While the FDIC characterized the bank’s community development activities as adequate, it noted that all of the community development loans (CDLs) it originated were inside its California market. OneUnited originated 62 CDLs totaling around $51 million during the evaluation period.
"Management believes that its performance in the Massachusetts and Florida assessment areas is commensurate with its size, opportunities and lack of demand in those markets; however, market share reports reflect demand and opportunity for lending by entities of varying sizes," the FDIC wrote in its evaluation.
OneUnited’s participation in financial literacy efforts, however, passed muster, with the FDIC noting that the bank had participated in or sponsored 64 financial literacy programs over the evaluation period, especially in Massachusetts and California.
The FDIC also noted that OneUnited had made significant qualified donations to Massachusetts-based organizations, including the Neighborhood of Affordable Housing, the Home for Little Wanderers and Nuestra CDC. The agency also recognized that OneUnited had sponsored eight first-time homebuyer seminars during its evaluation period, with seven of those in Massachusetts and one in Florida.

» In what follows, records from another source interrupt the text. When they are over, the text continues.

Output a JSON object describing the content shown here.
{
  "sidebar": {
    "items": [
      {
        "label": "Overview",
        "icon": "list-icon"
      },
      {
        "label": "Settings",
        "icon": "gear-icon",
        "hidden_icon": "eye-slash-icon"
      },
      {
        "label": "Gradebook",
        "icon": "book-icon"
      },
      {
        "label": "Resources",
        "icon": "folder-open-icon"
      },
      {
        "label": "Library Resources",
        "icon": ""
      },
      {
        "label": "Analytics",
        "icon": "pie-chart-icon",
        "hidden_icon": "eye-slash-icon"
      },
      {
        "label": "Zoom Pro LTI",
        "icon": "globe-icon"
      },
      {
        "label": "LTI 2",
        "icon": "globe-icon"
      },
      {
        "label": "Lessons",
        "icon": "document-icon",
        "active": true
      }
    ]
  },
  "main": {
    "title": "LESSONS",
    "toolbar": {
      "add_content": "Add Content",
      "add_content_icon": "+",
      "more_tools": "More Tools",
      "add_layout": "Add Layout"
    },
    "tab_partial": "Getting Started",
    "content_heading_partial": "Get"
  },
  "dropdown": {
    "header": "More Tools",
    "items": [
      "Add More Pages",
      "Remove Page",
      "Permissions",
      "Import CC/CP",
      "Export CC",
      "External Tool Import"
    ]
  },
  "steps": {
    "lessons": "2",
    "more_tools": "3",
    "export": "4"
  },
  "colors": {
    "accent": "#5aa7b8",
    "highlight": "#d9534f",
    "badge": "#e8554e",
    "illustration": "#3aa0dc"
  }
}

In an email to Banker & Tradesman, OneUnited responded: "OneUnited Bank is committed to community development and we disagree with the assessment of our CRA performance, since over 65 percent of our loans (over $300 million since 2009) are in low to moderate income communities – compared to 15 percent for all lenders – and over 65 percent of our loans are in communities that are 90 percent or more minority, compared to 3 percent for all lenders."